Manipur has suffered enough. The children lost in Tronglaobi, like all victims of Jiribam since 2023, deserve justice and a future free from cyclical violence.
CM Yumnam Khemchand has demonstrated initiative through bold outreach: the Litan gesture, Jiribam visits (twice, including a secure road convoy), Guwahati dialogue with the Kuki-Zo Council, and personal engagement with the late Valte.
These form a credible early effort to appease or engage the Kuki side after nearly three years of conflict. But the Tronglaobi tragedy, met with near-silence from the very CSOs and MLAs his government has courted, exposes the limits.
True reconciliation requires more than symbolic laps with babies or guarded road trips.

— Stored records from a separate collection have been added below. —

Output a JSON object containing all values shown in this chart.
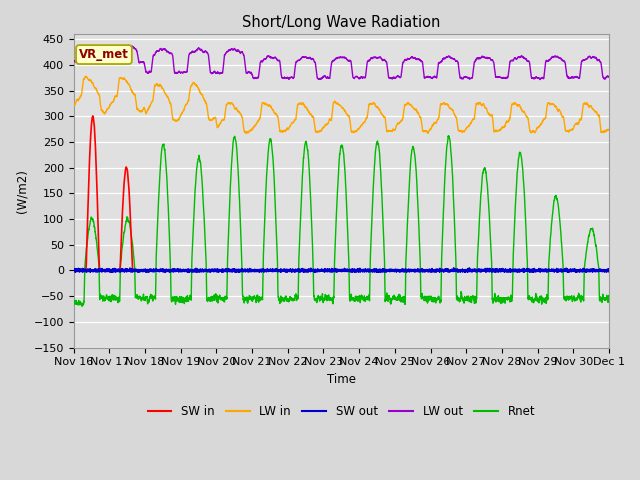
{
  "title": "Short/Long Wave Radiation",
  "ylabel": "(W/m2)",
  "xlabel": "Time",
  "ylim": [
    -150,
    460
  ],
  "background_color": "#d8d8d8",
  "plot_bg_color": "#e0e0e0",
  "annotation_text": "VR_met",
  "annotation_color": "#8B0000",
  "annotation_bg": "#ffffcc",
  "annotation_edge": "#aaa800",
  "grid_color": "#ffffff",
  "colors": {
    "SW_in": "#ff0000",
    "LW_in": "#ffa500",
    "SW_out": "#0000cd",
    "LW_out": "#9900cc",
    "Rnet": "#00bb00"
  },
  "legend_labels": [
    "SW in",
    "LW in",
    "SW out",
    "LW out",
    "Rnet"
  ],
  "x_tick_labels": [
    "Nov 16",
    "Nov 17",
    "Nov 18",
    "Nov 19",
    "Nov 20",
    "Nov 21",
    "Nov 22",
    "Nov 23",
    "Nov 24",
    "Nov 25",
    "Nov 26",
    "Nov 27",
    "Nov 28",
    "Nov 29",
    "Nov 30",
    "Dec 1"
  ],
  "n_points": 4320
}
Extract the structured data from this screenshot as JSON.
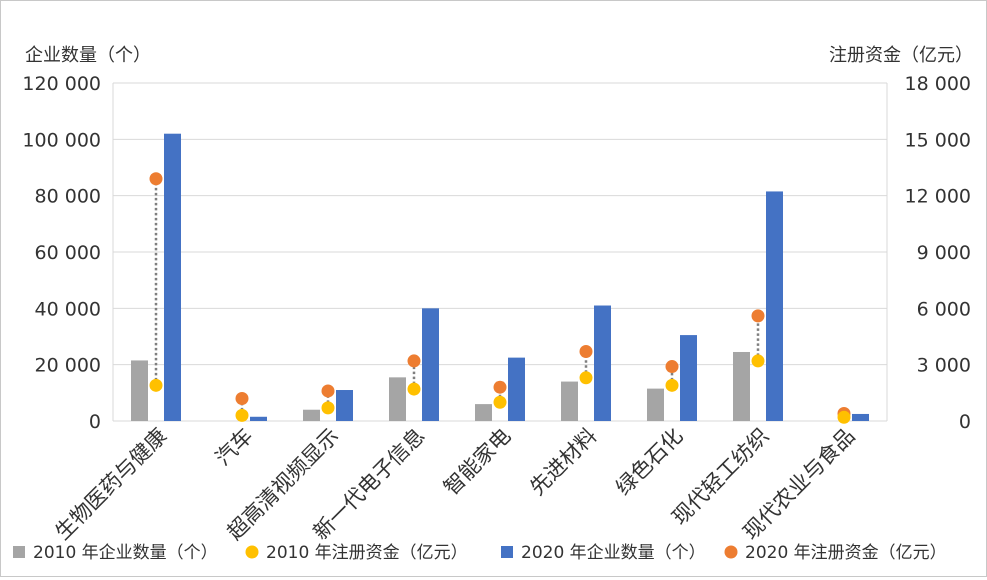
{
  "chart_data": {
    "type": "bar",
    "categories": [
      "生物医药与健康",
      "汽车",
      "超高清视频显示",
      "新一代电子信息",
      "智能家电",
      "先进材料",
      "绿色石化",
      "现代轻工纺织",
      "现代农业与食品"
    ],
    "left_axis": {
      "label": "企业数量（个）",
      "min": 0,
      "max": 120000,
      "ticks": [
        "0",
        "20 000",
        "40 000",
        "60 000",
        "80 000",
        "100 000",
        "120 000"
      ]
    },
    "right_axis": {
      "label": "注册资金（亿元）",
      "min": 0,
      "max": 18000,
      "ticks": [
        "0",
        "3 000",
        "6 000",
        "9 000",
        "12 000",
        "15 000",
        "18 000"
      ]
    },
    "series": [
      {
        "name": "2010 年企业数量（个）",
        "type": "bar",
        "axis": "left",
        "color": "#a5a5a5",
        "values": [
          21500,
          0,
          4000,
          15500,
          6000,
          14000,
          11500,
          24500,
          0
        ]
      },
      {
        "name": "2010 年注册资金（亿元）",
        "type": "dot",
        "axis": "right",
        "color": "#ffc000",
        "values": [
          1900,
          300,
          700,
          1700,
          1000,
          2300,
          1900,
          3200,
          200
        ]
      },
      {
        "name": "2020 年企业数量（个）",
        "type": "bar",
        "axis": "left",
        "color": "#4472c4",
        "values": [
          102000,
          1500,
          11000,
          40000,
          22500,
          41000,
          30500,
          81500,
          2500
        ]
      },
      {
        "name": "2020 年注册资金（亿元）",
        "type": "dot",
        "axis": "right",
        "color": "#ed7d31",
        "values": [
          12900,
          1200,
          1600,
          3200,
          1800,
          3700,
          2900,
          5600,
          400
        ]
      }
    ],
    "legend_position": "bottom",
    "connector_color": "#7f7f7f"
  }
}
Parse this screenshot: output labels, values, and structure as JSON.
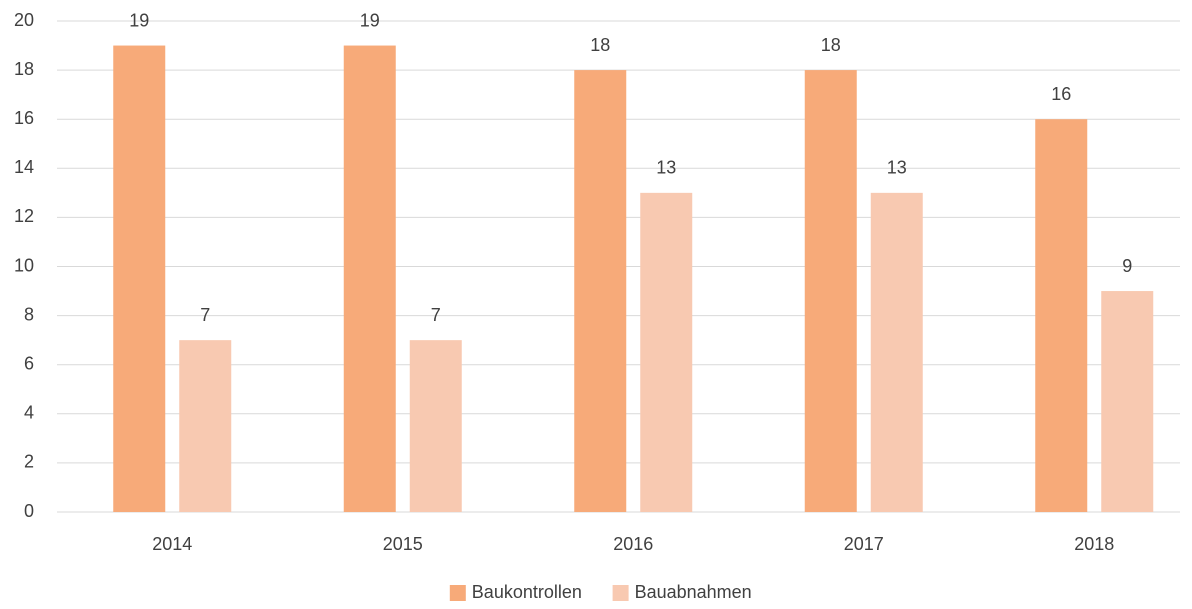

It demands mutual condemnation of atrocities, reciprocal gestures, and a shared rejection of violence against innocents—regardless of community.
Until Kuki CSOs and MLAs match the CM's outreach with tangible solidarity against incidents like Tronglaobi, his peace initiatives risk being perceived as one-way traffic. Manipur cannot afford hollow dialogues.
When officers are sent to Churachandpur for welfare support and emergency meetings convene without Kuki participation, one wonders: whom exactly is Khemchand supposed to talk to for sustainable peace?